Preventing Multiple Login with same login credentials

Question

I am developing a web application that needs to prevent multiple login using the same user name and password concurrently.

If it happens on the same machine then we need to do something with the user session, but it should also prevent if they are login on different machines using the same user name and password.

What can be the best approach :-

1) should i store the user session,credentials,and IPAddress of the machine in the DB.

2) should we use the session tracking mechanism in the application itself.If so what is the best approach?

Also , We have to keep following things in mind:

1) If user close the browser without logout.

2) If session times out.

Hope it clears the question.

Answer 1

Simply have a field in your database that has text that says online or offline for each user, according to whether they are logged in or not. So when someone tries to log in with that username, check the database if the field says online for that given user on submit.
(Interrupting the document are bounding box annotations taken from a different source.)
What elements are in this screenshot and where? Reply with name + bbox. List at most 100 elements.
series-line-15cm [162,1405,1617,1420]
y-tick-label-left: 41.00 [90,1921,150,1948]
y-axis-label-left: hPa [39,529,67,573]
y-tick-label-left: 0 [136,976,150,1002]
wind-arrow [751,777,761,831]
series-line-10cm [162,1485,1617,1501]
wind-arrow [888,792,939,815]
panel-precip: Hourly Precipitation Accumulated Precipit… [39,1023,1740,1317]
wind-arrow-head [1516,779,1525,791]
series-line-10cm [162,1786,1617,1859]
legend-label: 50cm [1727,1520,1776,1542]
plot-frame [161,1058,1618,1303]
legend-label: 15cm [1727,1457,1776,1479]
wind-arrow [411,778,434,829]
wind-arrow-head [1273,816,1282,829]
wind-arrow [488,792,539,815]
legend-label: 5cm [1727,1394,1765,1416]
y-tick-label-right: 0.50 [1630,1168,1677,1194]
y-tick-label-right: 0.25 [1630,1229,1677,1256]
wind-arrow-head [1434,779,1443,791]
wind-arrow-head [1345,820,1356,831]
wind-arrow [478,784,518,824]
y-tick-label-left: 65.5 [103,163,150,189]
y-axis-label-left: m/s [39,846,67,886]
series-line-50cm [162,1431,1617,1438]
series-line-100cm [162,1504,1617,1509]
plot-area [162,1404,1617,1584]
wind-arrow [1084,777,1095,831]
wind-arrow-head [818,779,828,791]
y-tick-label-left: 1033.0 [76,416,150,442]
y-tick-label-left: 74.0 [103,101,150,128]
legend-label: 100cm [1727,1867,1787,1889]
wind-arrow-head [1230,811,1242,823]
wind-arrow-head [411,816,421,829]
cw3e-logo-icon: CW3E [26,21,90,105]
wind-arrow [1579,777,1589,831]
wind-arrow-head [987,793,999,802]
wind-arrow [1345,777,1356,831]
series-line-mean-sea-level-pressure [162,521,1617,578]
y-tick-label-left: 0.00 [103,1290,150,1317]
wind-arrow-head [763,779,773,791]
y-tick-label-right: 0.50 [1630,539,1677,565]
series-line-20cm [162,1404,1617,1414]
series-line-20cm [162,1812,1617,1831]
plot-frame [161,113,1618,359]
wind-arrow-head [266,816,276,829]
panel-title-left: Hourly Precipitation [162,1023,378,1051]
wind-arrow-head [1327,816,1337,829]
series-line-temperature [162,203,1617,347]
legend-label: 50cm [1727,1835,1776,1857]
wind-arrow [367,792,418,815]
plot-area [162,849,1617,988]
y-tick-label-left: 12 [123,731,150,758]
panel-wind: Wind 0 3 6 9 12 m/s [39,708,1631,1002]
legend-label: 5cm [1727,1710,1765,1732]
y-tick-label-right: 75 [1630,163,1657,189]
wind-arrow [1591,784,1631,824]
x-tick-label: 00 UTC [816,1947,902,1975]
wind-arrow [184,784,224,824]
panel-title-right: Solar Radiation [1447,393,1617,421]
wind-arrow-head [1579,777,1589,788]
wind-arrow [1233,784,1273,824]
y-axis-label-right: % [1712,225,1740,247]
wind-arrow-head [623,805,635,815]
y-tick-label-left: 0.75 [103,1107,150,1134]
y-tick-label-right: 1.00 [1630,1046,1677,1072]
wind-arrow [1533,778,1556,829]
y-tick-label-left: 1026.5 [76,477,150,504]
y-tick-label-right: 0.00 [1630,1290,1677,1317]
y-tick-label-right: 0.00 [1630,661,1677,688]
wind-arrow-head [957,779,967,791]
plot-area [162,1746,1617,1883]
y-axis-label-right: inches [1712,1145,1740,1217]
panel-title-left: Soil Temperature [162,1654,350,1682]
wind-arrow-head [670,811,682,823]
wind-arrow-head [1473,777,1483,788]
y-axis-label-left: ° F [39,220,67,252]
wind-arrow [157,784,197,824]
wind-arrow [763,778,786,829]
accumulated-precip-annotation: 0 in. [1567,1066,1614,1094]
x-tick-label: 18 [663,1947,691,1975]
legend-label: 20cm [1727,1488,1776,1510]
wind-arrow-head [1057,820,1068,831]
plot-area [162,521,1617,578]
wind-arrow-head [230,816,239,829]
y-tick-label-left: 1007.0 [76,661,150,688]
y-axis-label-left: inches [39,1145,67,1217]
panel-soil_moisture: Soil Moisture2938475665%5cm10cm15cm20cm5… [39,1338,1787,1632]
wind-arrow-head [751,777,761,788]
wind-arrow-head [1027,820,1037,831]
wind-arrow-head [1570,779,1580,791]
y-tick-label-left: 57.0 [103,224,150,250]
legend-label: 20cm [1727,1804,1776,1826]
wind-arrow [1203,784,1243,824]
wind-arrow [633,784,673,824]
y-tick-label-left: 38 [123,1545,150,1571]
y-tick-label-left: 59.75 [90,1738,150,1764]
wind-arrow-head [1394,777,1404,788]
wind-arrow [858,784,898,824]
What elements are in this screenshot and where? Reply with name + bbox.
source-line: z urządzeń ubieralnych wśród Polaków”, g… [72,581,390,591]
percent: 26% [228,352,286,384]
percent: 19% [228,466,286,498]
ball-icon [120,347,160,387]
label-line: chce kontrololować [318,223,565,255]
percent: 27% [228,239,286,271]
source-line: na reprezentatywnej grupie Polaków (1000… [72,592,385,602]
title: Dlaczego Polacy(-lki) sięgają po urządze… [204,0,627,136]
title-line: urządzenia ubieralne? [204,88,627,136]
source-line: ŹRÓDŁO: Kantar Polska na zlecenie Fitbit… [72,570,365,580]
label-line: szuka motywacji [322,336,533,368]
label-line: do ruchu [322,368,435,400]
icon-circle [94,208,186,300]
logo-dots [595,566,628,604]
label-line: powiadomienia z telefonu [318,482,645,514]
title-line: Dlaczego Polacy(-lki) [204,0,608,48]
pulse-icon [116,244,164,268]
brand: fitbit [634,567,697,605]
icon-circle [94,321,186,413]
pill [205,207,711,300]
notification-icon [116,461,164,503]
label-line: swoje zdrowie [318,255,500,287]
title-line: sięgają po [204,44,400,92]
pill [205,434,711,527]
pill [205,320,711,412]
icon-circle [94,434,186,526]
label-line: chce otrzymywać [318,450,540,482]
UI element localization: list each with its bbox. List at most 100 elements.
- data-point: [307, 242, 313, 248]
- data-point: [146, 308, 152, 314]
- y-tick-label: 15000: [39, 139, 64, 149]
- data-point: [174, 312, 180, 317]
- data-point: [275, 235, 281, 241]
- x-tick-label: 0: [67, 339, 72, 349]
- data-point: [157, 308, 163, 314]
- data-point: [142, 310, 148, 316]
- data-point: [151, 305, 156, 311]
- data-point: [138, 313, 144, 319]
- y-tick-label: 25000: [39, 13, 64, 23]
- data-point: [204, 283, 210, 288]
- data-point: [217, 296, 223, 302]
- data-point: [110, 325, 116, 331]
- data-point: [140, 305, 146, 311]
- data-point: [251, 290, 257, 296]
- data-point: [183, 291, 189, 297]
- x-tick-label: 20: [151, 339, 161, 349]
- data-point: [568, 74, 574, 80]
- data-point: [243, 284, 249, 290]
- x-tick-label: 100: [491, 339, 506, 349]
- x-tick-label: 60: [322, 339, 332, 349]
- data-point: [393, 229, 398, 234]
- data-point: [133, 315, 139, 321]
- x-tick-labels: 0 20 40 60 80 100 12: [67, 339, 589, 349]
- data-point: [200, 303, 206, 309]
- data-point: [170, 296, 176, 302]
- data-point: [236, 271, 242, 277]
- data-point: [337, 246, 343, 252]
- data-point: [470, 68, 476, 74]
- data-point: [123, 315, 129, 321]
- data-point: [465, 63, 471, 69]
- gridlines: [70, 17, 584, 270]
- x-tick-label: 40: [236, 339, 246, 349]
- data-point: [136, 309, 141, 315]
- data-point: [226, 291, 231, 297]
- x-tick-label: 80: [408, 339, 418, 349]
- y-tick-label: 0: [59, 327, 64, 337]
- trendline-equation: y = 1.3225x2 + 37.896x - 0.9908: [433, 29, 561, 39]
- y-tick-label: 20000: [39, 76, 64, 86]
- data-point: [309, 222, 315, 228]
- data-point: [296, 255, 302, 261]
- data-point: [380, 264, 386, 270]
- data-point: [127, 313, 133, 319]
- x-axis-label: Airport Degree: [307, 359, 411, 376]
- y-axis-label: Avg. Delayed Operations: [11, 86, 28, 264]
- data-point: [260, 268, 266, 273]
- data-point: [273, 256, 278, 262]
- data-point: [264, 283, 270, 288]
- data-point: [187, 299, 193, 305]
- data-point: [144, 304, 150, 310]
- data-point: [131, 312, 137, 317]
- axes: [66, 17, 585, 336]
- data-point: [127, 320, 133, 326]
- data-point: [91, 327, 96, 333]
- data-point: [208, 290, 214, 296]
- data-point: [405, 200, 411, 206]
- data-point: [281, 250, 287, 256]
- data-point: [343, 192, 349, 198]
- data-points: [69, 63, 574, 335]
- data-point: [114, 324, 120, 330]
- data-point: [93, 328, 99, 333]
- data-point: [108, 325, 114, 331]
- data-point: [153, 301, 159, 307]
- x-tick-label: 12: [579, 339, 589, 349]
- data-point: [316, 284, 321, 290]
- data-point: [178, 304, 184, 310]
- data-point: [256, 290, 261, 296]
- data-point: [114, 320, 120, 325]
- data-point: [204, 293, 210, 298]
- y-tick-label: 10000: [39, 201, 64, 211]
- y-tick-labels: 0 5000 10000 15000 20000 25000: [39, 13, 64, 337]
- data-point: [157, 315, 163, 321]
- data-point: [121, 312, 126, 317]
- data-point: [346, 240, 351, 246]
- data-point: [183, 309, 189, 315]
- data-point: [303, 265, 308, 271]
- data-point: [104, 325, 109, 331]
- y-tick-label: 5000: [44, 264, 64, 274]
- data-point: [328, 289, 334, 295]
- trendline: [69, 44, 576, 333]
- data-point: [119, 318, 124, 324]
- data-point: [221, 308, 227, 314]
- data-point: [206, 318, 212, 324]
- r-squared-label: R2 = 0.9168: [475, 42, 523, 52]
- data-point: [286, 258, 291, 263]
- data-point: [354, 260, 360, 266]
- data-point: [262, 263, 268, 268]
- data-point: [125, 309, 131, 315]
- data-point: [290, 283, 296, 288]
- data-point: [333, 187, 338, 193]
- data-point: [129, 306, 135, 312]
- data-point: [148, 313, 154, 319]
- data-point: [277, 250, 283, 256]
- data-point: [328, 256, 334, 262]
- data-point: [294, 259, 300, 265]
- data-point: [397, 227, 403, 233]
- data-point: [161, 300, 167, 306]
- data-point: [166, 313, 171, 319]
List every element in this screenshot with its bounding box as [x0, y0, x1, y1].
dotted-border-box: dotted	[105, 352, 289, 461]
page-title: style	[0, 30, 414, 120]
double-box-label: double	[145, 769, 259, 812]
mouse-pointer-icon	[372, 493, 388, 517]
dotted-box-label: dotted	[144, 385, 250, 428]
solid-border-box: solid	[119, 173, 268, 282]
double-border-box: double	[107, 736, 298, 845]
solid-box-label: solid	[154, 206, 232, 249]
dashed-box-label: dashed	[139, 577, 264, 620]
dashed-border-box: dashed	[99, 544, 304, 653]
If the field says online, don't allow log in. Otherwise permit it.

without using a database you can store if a user is online in a text file

$check= "onlineCheck.txt";
$fh = fopen($check, 'a') or die("can't open file");
$nowOnline= "USER678 \n";
fwrite($fh, $nowOnline);

Answer 2

Besdies data base hits (which could fail if your server is broguth down without updating db) : A data base friendly way is not to hit the data base for every re login or you could get denial of service attacks that brig you dowm. Instead implement a session listener in J2EE and check if same user is logged in by looking up the user id in a cache.

If you have more than one app node then need a distributed cache with a time out same as session time out in web.xml.